Sunday, 24 July 2016
Last updated 1 day ago
Aug 18 2008 | 6:58am ET
Alternative investments are fast becoming anything but for the world’s wealthiest investors.
The richest clients of JPMorgan Private Bank are slashing their equity allocations and upping the share of their assets invested in alternatives, sometimes putting more than half their money into hedge funds, private equity funds and real estate, according to Nick White, international head of alternatives at the private bank. And he predicts that most clients will have larger alternatives allocations than equity allocations within five years.
“Alternatives, rather than equities, are already the core for some,” White told Financial News. “In terms of it being the majority of clients who hold alternatives as their core holding, we are not there yet, but at this rate we will be there within the next five years.”
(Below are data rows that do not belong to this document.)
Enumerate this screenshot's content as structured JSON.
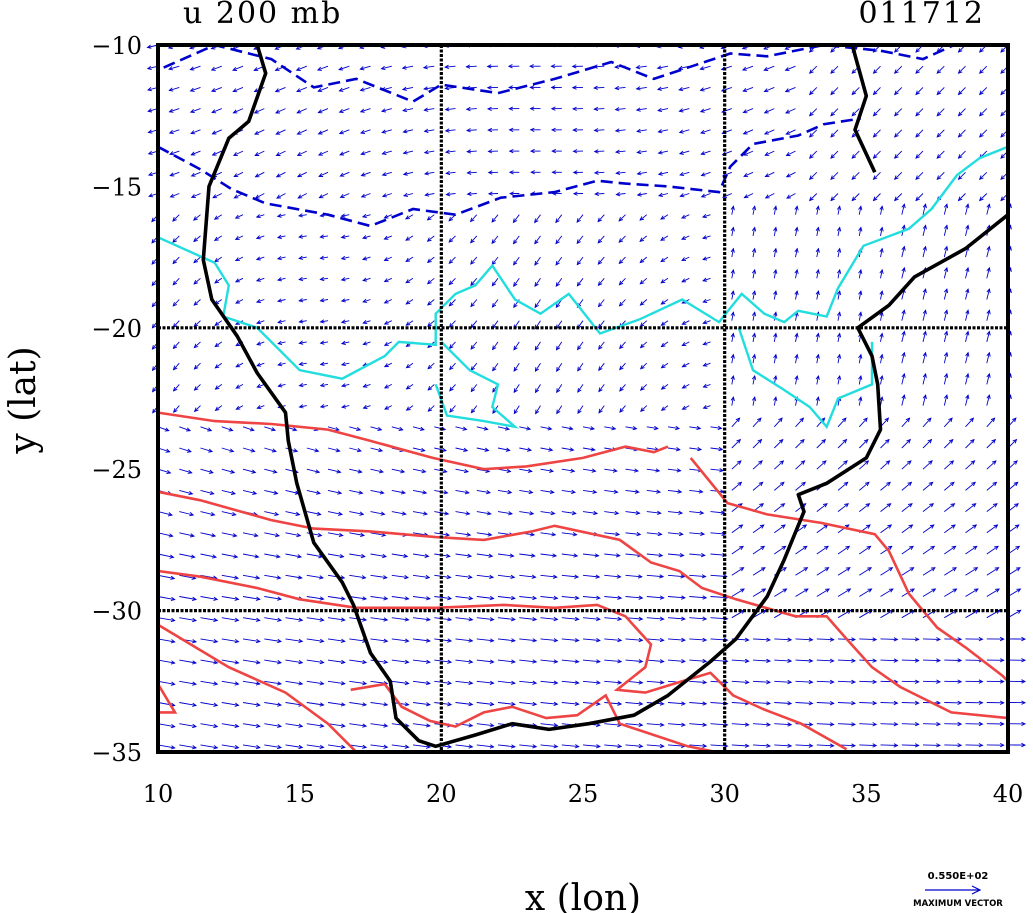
{
  "chart_data": {
    "type": "vector_contour_map",
    "title_left": "u 200 mb",
    "title_right": "011712",
    "xlabel": "x (lon)",
    "ylabel": "y (lat)",
    "xlim": [
      10,
      40
    ],
    "ylim": [
      -35,
      -10
    ],
    "x_ticks": [
      "10",
      "15",
      "20",
      "25",
      "30",
      "35",
      "40"
    ],
    "y_ticks": [
      "-10",
      "-15",
      "-20",
      "-25",
      "-30",
      "-35"
    ],
    "x_tick_values": [
      10,
      15,
      20,
      25,
      30,
      35,
      40
    ],
    "y_tick_values": [
      -10,
      -15,
      -20,
      -25,
      -30,
      -35
    ],
    "grid_lines_x": [
      20,
      30
    ],
    "grid_lines_y": [
      -20,
      -30
    ],
    "max_vector_value": "0.550E+02",
    "max_vector_label": "MAXIMUM VECTOR",
    "colors": {
      "vectors": "#0000cc",
      "negative_contour": "#0000cc",
      "zero_contour": "#22dddd",
      "positive_contour": "#ee4444",
      "coastline": "#000000"
    },
    "coastline": [
      [
        13.5,
        -10
      ],
      [
        13.8,
        -11
      ],
      [
        13.2,
        -12.7
      ],
      [
        12.5,
        -13.3
      ],
      [
        11.8,
        -15
      ],
      [
        11.6,
        -17.6
      ],
      [
        11.9,
        -19
      ],
      [
        12.8,
        -20.3
      ],
      [
        13.5,
        -21.6
      ],
      [
        14.5,
        -23
      ],
      [
        14.6,
        -24
      ],
      [
        14.9,
        -25.5
      ],
      [
        15.5,
        -27.6
      ],
      [
        16.5,
        -29
      ],
      [
        16.9,
        -29.8
      ],
      [
        17.5,
        -31.5
      ],
      [
        18.2,
        -32.5
      ],
      [
        18.4,
        -33.8
      ],
      [
        19.2,
        -34.6
      ],
      [
        19.8,
        -34.8
      ],
      [
        21.2,
        -34.4
      ],
      [
        22.5,
        -34
      ],
      [
        23.8,
        -34.2
      ],
      [
        25.2,
        -34
      ],
      [
        26.8,
        -33.7
      ],
      [
        28,
        -33
      ],
      [
        29.5,
        -31.8
      ],
      [
        30.4,
        -31
      ],
      [
        31.5,
        -29.5
      ],
      [
        32.1,
        -28.2
      ],
      [
        32.8,
        -26.5
      ],
      [
        32.6,
        -25.9
      ],
      [
        33.6,
        -25.5
      ],
      [
        35,
        -24.6
      ],
      [
        35.5,
        -23.6
      ],
      [
        35.4,
        -22
      ],
      [
        35.2,
        -21
      ],
      [
        34.7,
        -20
      ],
      [
        35.8,
        -19.2
      ],
      [
        36.7,
        -18.2
      ],
      [
        38.5,
        -17.2
      ],
      [
        40,
        -16
      ]
    ],
    "coastline_east": [
      [
        34.5,
        -10
      ],
      [
        35,
        -11.8
      ],
      [
        34.6,
        -13
      ],
      [
        35.3,
        -14.5
      ]
    ],
    "zero_contour": [
      [
        10,
        -16.8
      ],
      [
        12,
        -17.7
      ],
      [
        12.5,
        -18.5
      ],
      [
        12.3,
        -19.6
      ],
      [
        13.5,
        -20
      ],
      [
        15,
        -21.5
      ],
      [
        16.5,
        -21.8
      ],
      [
        18,
        -21
      ],
      [
        18.5,
        -20.5
      ],
      [
        19.8,
        -20.6
      ],
      [
        19.8,
        -19.5
      ],
      [
        20.5,
        -18.8
      ],
      [
        21.2,
        -18.5
      ],
      [
        21.8,
        -17.8
      ],
      [
        22.6,
        -19
      ],
      [
        23.5,
        -19.5
      ],
      [
        24.5,
        -18.8
      ],
      [
        25.6,
        -20.2
      ],
      [
        27,
        -19.7
      ],
      [
        28.5,
        -19
      ],
      [
        29.8,
        -19.8
      ],
      [
        30.6,
        -18.8
      ],
      [
        31.4,
        -19.5
      ],
      [
        32.1,
        -19.8
      ],
      [
        32.6,
        -19.4
      ],
      [
        33.6,
        -19.6
      ],
      [
        34,
        -18.6
      ],
      [
        34.9,
        -17.1
      ],
      [
        36.5,
        -16.5
      ],
      [
        37.3,
        -15.8
      ],
      [
        38.2,
        -14.6
      ],
      [
        39,
        -14
      ],
      [
        40,
        -13.6
      ]
    ],
    "zero_contour_south": [
      [
        20,
        -20.5
      ],
      [
        21,
        -21.5
      ],
      [
        22,
        -22
      ],
      [
        21.8,
        -22.8
      ],
      [
        22.6,
        -23.5
      ],
      [
        21.5,
        -23.3
      ],
      [
        20.2,
        -23.1
      ],
      [
        19.8,
        -22
      ]
    ],
    "zero_contour_east": [
      [
        30.5,
        -20
      ],
      [
        31,
        -21.5
      ],
      [
        32.1,
        -22.2
      ],
      [
        33,
        -22.8
      ],
      [
        33.6,
        -23.5
      ],
      [
        34,
        -22.5
      ],
      [
        35.2,
        -22
      ],
      [
        35.2,
        -20.5
      ]
    ],
    "neg_contour_north": [
      [
        10.2,
        -10.8
      ],
      [
        12,
        -10
      ],
      [
        14,
        -10.5
      ],
      [
        15.5,
        -11.5
      ],
      [
        17,
        -11.2
      ],
      [
        19,
        -12
      ],
      [
        20,
        -11.4
      ],
      [
        22,
        -11.7
      ],
      [
        24,
        -11.2
      ],
      [
        26,
        -10.6
      ],
      [
        27.5,
        -11.2
      ],
      [
        29,
        -10.7
      ],
      [
        30.2,
        -10.3
      ],
      [
        31.5,
        -10.4
      ],
      [
        33.5,
        -10
      ],
      [
        35.5,
        -10.2
      ],
      [
        37,
        -10.5
      ],
      [
        38.1,
        -10
      ]
    ],
    "neg_contour_mid": [
      [
        10,
        -13.6
      ],
      [
        11.5,
        -14.4
      ],
      [
        12.6,
        -15.1
      ],
      [
        13.8,
        -15.6
      ],
      [
        16,
        -16
      ],
      [
        17.5,
        -16.4
      ],
      [
        19,
        -15.8
      ],
      [
        20.5,
        -16
      ],
      [
        22.1,
        -15.4
      ],
      [
        24,
        -15.2
      ],
      [
        25.5,
        -14.8
      ],
      [
        26.5,
        -14.9
      ],
      [
        28,
        -15
      ],
      [
        29.8,
        -15.2
      ],
      [
        30.2,
        -14.3
      ],
      [
        31,
        -13.5
      ],
      [
        32.6,
        -13.2
      ],
      [
        33.5,
        -12.8
      ],
      [
        34.8,
        -12.6
      ]
    ],
    "pos_contours": [
      [
        [
          10,
          -23
        ],
        [
          12,
          -23.3
        ],
        [
          14,
          -23.4
        ],
        [
          16,
          -23.6
        ],
        [
          17.5,
          -24
        ],
        [
          19.7,
          -24.6
        ],
        [
          21.5,
          -25
        ],
        [
          23,
          -24.9
        ],
        [
          25,
          -24.6
        ],
        [
          26.5,
          -24.2
        ],
        [
          27.5,
          -24.4
        ],
        [
          28,
          -24.2
        ]
      ],
      [
        [
          28.8,
          -24.6
        ],
        [
          30.1,
          -26.2
        ],
        [
          31.5,
          -26.6
        ],
        [
          33.4,
          -26.9
        ],
        [
          35.3,
          -27.3
        ],
        [
          35.8,
          -27.9
        ],
        [
          36.5,
          -29.4
        ],
        [
          37.5,
          -30.6
        ],
        [
          38.5,
          -31.3
        ],
        [
          39.8,
          -32.3
        ],
        [
          40,
          -32.5
        ]
      ],
      [
        [
          10,
          -25.8
        ],
        [
          11.5,
          -26.1
        ],
        [
          14,
          -26.8
        ],
        [
          15.5,
          -27.1
        ],
        [
          17.5,
          -27.2
        ],
        [
          19.8,
          -27.4
        ],
        [
          21.5,
          -27.5
        ],
        [
          23.2,
          -27.2
        ],
        [
          24,
          -27
        ],
        [
          26.3,
          -27.5
        ],
        [
          27.4,
          -28.3
        ],
        [
          28.4,
          -28.6
        ],
        [
          29.2,
          -29.2
        ],
        [
          30.4,
          -29.6
        ],
        [
          32.5,
          -30.2
        ],
        [
          33.6,
          -30.2
        ],
        [
          34.3,
          -31
        ],
        [
          35.2,
          -32
        ],
        [
          36.2,
          -32.7
        ],
        [
          38,
          -33.6
        ],
        [
          40,
          -33.8
        ]
      ],
      [
        [
          10,
          -28.6
        ],
        [
          11.5,
          -28.8
        ],
        [
          13.5,
          -29.2
        ],
        [
          15,
          -29.6
        ],
        [
          17,
          -29.9
        ],
        [
          19.8,
          -29.9
        ],
        [
          22.2,
          -29.8
        ],
        [
          24,
          -29.9
        ],
        [
          25.5,
          -29.8
        ],
        [
          26.5,
          -30.2
        ],
        [
          27.4,
          -31.2
        ],
        [
          27.2,
          -32
        ],
        [
          26.2,
          -32.8
        ],
        [
          27.2,
          -32.9
        ],
        [
          28.5,
          -32.5
        ],
        [
          29.5,
          -32.2
        ],
        [
          30.3,
          -33
        ],
        [
          31.4,
          -33.5
        ],
        [
          32.7,
          -34
        ],
        [
          34.3,
          -34.9
        ]
      ],
      [
        [
          10,
          -30.5
        ],
        [
          11,
          -31.1
        ],
        [
          12.5,
          -32
        ],
        [
          14.5,
          -32.9
        ],
        [
          16,
          -34
        ],
        [
          17,
          -35
        ]
      ],
      [
        [
          10,
          -32.6
        ],
        [
          10.6,
          -33.6
        ],
        [
          10,
          -33.6
        ]
      ],
      [
        [
          16.8,
          -32.8
        ],
        [
          18,
          -32.6
        ],
        [
          18.6,
          -33.4
        ],
        [
          19.6,
          -33.9
        ],
        [
          20.5,
          -34.1
        ],
        [
          21.5,
          -33.6
        ],
        [
          22.5,
          -33.4
        ],
        [
          23.7,
          -33.8
        ],
        [
          24.8,
          -33.7
        ],
        [
          25.8,
          -33
        ],
        [
          26.3,
          -34
        ],
        [
          27.5,
          -34.4
        ],
        [
          28.7,
          -34.8
        ],
        [
          29.7,
          -35
        ]
      ]
    ]
  }
}
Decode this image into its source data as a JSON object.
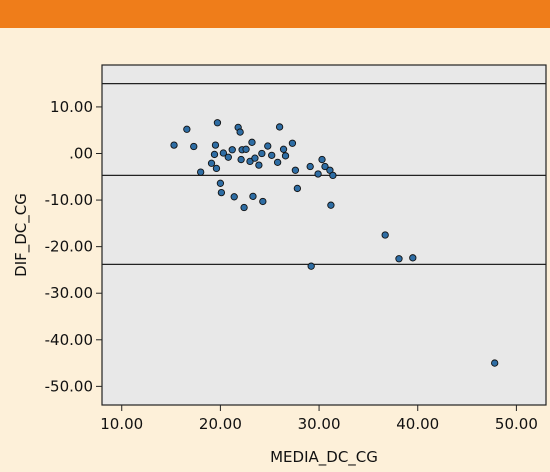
{
  "header": {
    "band_color": "#ef7d1a",
    "background_color": "#fdf0d9"
  },
  "chart_data": {
    "type": "scatter",
    "title": "",
    "xlabel": "MEDIA_DC_CG",
    "ylabel": "DIF_DC_CG",
    "xlim": [
      8,
      53
    ],
    "ylim": [
      -54,
      19
    ],
    "x_ticks": [
      10,
      20,
      30,
      40,
      50
    ],
    "x_tick_labels": [
      "10.00",
      "20.00",
      "30.00",
      "40.00",
      "50.00"
    ],
    "y_ticks": [
      10,
      0,
      -10,
      -20,
      -30,
      -40,
      -50
    ],
    "y_tick_labels": [
      "10.00",
      ".00",
      "-10.00",
      "-20.00",
      "-30.00",
      "-40.00",
      "-50.00"
    ],
    "reference_lines": [
      15.0,
      -4.7,
      -23.8
    ],
    "grid": false,
    "plot_background": "#e8e8e8",
    "point_color": "#2e6da4",
    "x": [
      15.3,
      16.6,
      17.3,
      18.0,
      19.1,
      19.4,
      19.5,
      19.6,
      19.7,
      20.0,
      20.1,
      20.3,
      20.8,
      21.2,
      21.4,
      21.8,
      22.0,
      22.1,
      22.2,
      22.4,
      22.6,
      23.0,
      23.2,
      23.3,
      23.5,
      23.9,
      24.2,
      24.3,
      24.8,
      25.2,
      25.8,
      26.0,
      26.4,
      26.6,
      27.3,
      27.6,
      27.8,
      29.1,
      29.2,
      29.9,
      30.3,
      30.6,
      31.1,
      31.2,
      31.4,
      36.7,
      38.1,
      39.5,
      47.8
    ],
    "y": [
      1.8,
      5.2,
      1.5,
      -4.0,
      -2.1,
      -0.2,
      1.8,
      -3.2,
      6.6,
      -6.4,
      -8.4,
      0.1,
      -0.8,
      0.8,
      -9.3,
      5.6,
      4.6,
      -1.3,
      0.8,
      -11.6,
      0.9,
      -1.7,
      2.4,
      -9.2,
      -1.0,
      -2.5,
      0.0,
      -10.3,
      1.6,
      -0.4,
      -1.9,
      5.7,
      0.9,
      -0.5,
      2.2,
      -3.6,
      -7.5,
      -2.8,
      -24.2,
      -4.4,
      -1.3,
      -2.8,
      -3.6,
      -11.1,
      -4.7,
      -17.5,
      -22.6,
      -22.4,
      -45.0
    ]
  }
}
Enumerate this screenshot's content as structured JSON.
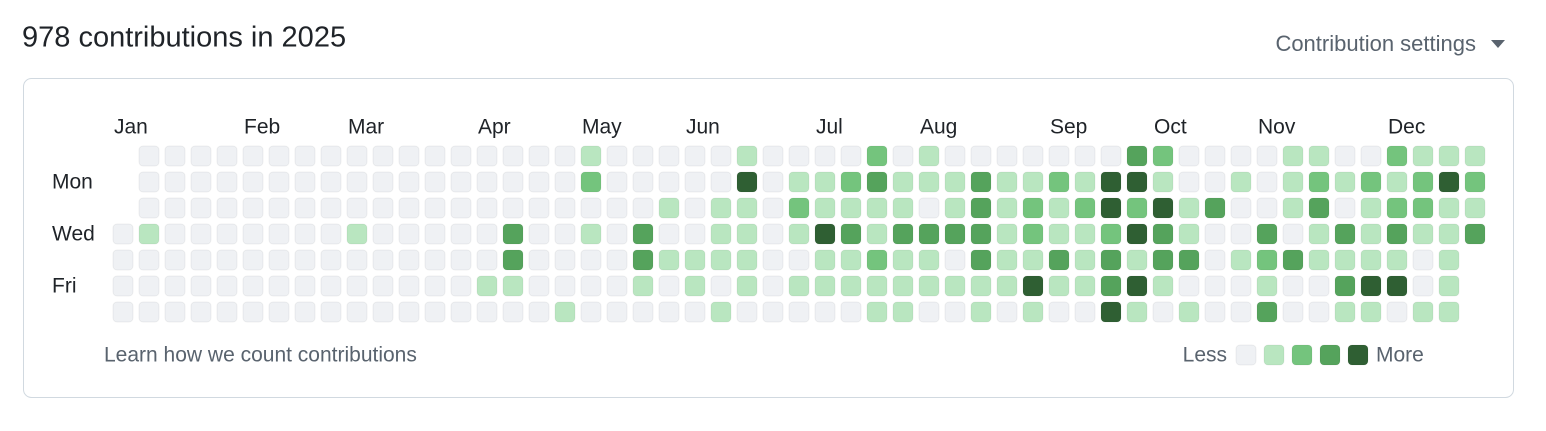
{
  "header": {
    "title": "978 contributions in 2025",
    "settings": "Contribution settings"
  },
  "calendar": {
    "months": [
      "Jan",
      "Feb",
      "Mar",
      "Apr",
      "May",
      "Jun",
      "Jul",
      "Aug",
      "Sep",
      "Oct",
      "Nov",
      "Dec"
    ],
    "day_labels": [
      "Mon",
      "Wed",
      "Fri"
    ],
    "colors": [
      "#eff1f4",
      "#b9e6c0",
      "#74c47d",
      "#55a35c",
      "#2f5f33"
    ],
    "levels": [
      [
        null,
        0,
        0,
        0,
        0,
        0,
        0,
        0,
        0,
        0,
        0,
        0,
        0,
        0,
        0,
        0,
        0,
        0,
        1,
        0,
        0,
        0,
        0,
        0,
        1,
        0,
        0,
        0,
        0,
        2,
        0,
        1,
        0,
        0,
        0,
        0,
        0,
        0,
        0,
        3,
        2,
        0,
        0,
        0,
        0,
        1,
        1,
        0,
        0,
        2,
        1,
        1,
        1
      ],
      [
        null,
        0,
        0,
        0,
        0,
        0,
        0,
        0,
        0,
        0,
        0,
        0,
        0,
        0,
        0,
        0,
        0,
        0,
        2,
        0,
        0,
        0,
        0,
        0,
        4,
        0,
        1,
        1,
        2,
        3,
        1,
        1,
        1,
        3,
        1,
        1,
        2,
        1,
        4,
        4,
        1,
        0,
        0,
        1,
        0,
        1,
        2,
        1,
        2,
        1,
        2,
        4,
        2
      ],
      [
        null,
        0,
        0,
        0,
        0,
        0,
        0,
        0,
        0,
        0,
        0,
        0,
        0,
        0,
        0,
        0,
        0,
        0,
        0,
        0,
        0,
        1,
        0,
        1,
        1,
        0,
        2,
        1,
        1,
        1,
        1,
        0,
        1,
        3,
        1,
        2,
        1,
        2,
        4,
        2,
        4,
        1,
        3,
        0,
        0,
        1,
        3,
        0,
        1,
        2,
        2,
        1,
        1
      ],
      [
        0,
        1,
        0,
        0,
        0,
        0,
        0,
        0,
        0,
        1,
        0,
        0,
        0,
        0,
        0,
        3,
        0,
        0,
        1,
        0,
        3,
        0,
        0,
        1,
        1,
        0,
        1,
        4,
        3,
        1,
        3,
        3,
        3,
        3,
        1,
        2,
        1,
        1,
        2,
        4,
        3,
        1,
        0,
        0,
        3,
        0,
        1,
        3,
        1,
        3,
        1,
        1,
        3
      ],
      [
        0,
        0,
        0,
        0,
        0,
        0,
        0,
        0,
        0,
        0,
        0,
        0,
        0,
        0,
        0,
        3,
        0,
        0,
        0,
        0,
        3,
        1,
        1,
        1,
        1,
        0,
        0,
        1,
        1,
        2,
        1,
        1,
        0,
        3,
        1,
        1,
        3,
        1,
        3,
        1,
        3,
        3,
        0,
        1,
        2,
        3,
        1,
        1,
        1,
        1,
        0,
        1,
        null
      ],
      [
        0,
        0,
        0,
        0,
        0,
        0,
        0,
        0,
        0,
        0,
        0,
        0,
        0,
        0,
        1,
        1,
        0,
        0,
        0,
        0,
        1,
        0,
        1,
        0,
        1,
        0,
        1,
        1,
        1,
        1,
        1,
        1,
        1,
        1,
        1,
        4,
        1,
        1,
        3,
        4,
        1,
        0,
        0,
        0,
        1,
        0,
        0,
        3,
        4,
        4,
        0,
        1,
        null
      ],
      [
        0,
        0,
        0,
        0,
        0,
        0,
        0,
        0,
        0,
        0,
        0,
        0,
        0,
        0,
        0,
        0,
        0,
        1,
        0,
        0,
        0,
        0,
        0,
        1,
        0,
        0,
        0,
        0,
        0,
        1,
        1,
        0,
        0,
        1,
        0,
        1,
        0,
        0,
        4,
        1,
        0,
        1,
        0,
        0,
        3,
        0,
        0,
        1,
        1,
        0,
        1,
        1,
        null
      ]
    ]
  },
  "footer": {
    "link": "Learn how we count contributions",
    "legend": {
      "less": "Less",
      "more": "More",
      "levels": [
        0,
        1,
        2,
        3,
        4
      ]
    }
  }
}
Already, White says, alternatives allocations have risen from between 5% and 15% to between 18% and 55%, while equity allocations have dropped from between 40% and 80% to between 18% and 55%.
JPMorgan Private Bank advises a whopping 40% of the Forbes magazine list of global billionaires.
JPMorgan is not the only private bank pushing alternatives on its clients. Citi Private Bank is doing the same, according to Jennifer Tay, head of portfolio counseling for Asia-Pacific. She told Asian Investor, “We are actually looking at less correlated returns and absolute returns that are generally found in alternative investments.”